Is it Loneliness or the Normal Ebb and Flow of Friendship?
For all the attention that loneliness and the best friend at work concept gets, I don’t think people really pay attention to how they’ve always made friends and why.
I’ve always been the sort of person who has a very small circle of friends. I am an only child who grew up in a remote rural area. If I had friends in walking distance, it was always only 2 or 3 people. Often my friends were the people who were in the same year of school as me. I’ve never been a sports person or a group person. I love to read and everyone always encourages me to do book clubs but I hate them. How to take the perfect introvert hobby and make it people-ly. Ugh. By the end of high school, most of my friends were a year older. My last year of high school was very lonely because all of my close friends already graduated.
My friends in university were in the same year and lived in the same residence as me.
So what do you notice?
Proximity and life stage.
I met my husband at physiotherapy when I was 23. We were the only two young people in the group. Everyone else was at least 20 years older.
At work I had lots of great coworkers and acquaintances but because I worked in Toronto and lived in Keswick, it was rare for me to develop close friendships.

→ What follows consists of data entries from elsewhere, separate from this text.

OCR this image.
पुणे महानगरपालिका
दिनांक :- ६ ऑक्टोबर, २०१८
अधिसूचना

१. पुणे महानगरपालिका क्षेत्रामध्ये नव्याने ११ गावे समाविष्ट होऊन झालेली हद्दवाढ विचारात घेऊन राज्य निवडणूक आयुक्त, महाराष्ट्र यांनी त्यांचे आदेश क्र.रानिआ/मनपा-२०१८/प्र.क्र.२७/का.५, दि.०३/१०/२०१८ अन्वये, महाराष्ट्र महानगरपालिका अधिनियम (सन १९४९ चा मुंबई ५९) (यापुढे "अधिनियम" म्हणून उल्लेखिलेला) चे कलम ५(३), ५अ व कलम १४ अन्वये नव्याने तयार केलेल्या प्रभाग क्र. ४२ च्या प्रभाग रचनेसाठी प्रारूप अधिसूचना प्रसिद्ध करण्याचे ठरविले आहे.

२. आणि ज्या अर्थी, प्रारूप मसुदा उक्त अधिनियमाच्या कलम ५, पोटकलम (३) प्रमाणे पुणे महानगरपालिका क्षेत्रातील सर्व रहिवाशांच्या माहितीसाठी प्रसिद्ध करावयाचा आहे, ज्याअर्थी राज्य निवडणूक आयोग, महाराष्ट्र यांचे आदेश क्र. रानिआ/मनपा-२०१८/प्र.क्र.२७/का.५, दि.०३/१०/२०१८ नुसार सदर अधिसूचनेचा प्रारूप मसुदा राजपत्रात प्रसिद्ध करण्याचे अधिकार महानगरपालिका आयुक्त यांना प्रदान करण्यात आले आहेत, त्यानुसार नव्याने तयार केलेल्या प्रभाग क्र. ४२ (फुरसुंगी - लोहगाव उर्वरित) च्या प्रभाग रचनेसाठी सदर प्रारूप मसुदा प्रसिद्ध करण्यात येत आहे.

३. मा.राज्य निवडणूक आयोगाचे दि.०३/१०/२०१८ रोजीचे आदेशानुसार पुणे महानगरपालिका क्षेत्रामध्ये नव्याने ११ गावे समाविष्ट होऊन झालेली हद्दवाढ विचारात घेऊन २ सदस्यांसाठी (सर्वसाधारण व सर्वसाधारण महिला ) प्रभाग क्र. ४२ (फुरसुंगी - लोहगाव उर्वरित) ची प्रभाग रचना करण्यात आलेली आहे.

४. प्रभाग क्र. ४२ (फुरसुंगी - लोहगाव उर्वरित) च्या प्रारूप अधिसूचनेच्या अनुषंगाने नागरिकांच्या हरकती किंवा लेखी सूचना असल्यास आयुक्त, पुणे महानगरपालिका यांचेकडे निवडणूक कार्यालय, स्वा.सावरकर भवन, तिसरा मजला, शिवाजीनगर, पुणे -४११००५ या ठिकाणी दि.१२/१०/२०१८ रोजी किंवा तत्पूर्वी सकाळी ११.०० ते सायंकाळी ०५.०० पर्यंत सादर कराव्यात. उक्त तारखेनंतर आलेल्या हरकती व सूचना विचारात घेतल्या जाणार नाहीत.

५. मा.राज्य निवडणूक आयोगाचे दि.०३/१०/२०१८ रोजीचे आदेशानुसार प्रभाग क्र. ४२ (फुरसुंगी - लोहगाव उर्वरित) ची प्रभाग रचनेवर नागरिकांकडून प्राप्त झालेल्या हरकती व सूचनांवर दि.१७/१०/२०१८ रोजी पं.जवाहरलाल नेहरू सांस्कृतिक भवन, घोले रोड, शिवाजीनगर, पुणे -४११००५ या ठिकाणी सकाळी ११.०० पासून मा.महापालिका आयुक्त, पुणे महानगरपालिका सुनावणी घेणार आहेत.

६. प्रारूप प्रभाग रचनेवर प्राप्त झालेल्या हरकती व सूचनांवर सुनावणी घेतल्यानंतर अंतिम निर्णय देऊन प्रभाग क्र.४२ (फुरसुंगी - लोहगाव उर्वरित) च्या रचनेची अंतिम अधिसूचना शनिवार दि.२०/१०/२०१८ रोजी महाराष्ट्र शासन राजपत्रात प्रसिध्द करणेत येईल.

The commute impacted the proximity. Toronto people don’t like to commute to Keswick just to hang out. There isn’t much to do here except eat, walk and swim.
I had my first kid at 32 and my second at 34. Parenting and working full time with a 3-4 hour commute was exhausting. Your friends become the neighbours and other parents you meet at school events, soccer games and birthday parties. They are saved in your phone as “Katelynne’s mom.”
Your kids’ social life becomes more important than your own.
I wouldn’t say I had a best friend at work until 2010. She was 12 years younger than me. She was brilliant, incredibly friendly and funny. She also had studied math and history in university and her grandmother happened to live in Keswick. She’s one of the only people I ever worked with who visited my house and came camping with me. We used to analyze company strategy at lunch. We had a similar mindset. It was fun.
Or friendship started to change once she had kids. I noticed she preferred being around people who had kids the same age as hers. The difference in life stage became a bigger deal.
It made it easier to leave, which I finally did in 2019.
We don’t talk anymore.
Even though I’ve lived in my area for my whole life, it’s rare I find someone who matches my energy and future focused, status quo challenging mindset.
You have to have all three. Proximity (or a willingness to travel), life stage and mindset. Or at least I do.
So when you think about loneliness and friends at work, think about these factors. It’s not that you can’t make friends. There’s nothing wrong with you. It’s that the conditions aren’t right. One of the three factors is missing. Also, take the pressure off yourself by eliminating the word “best.”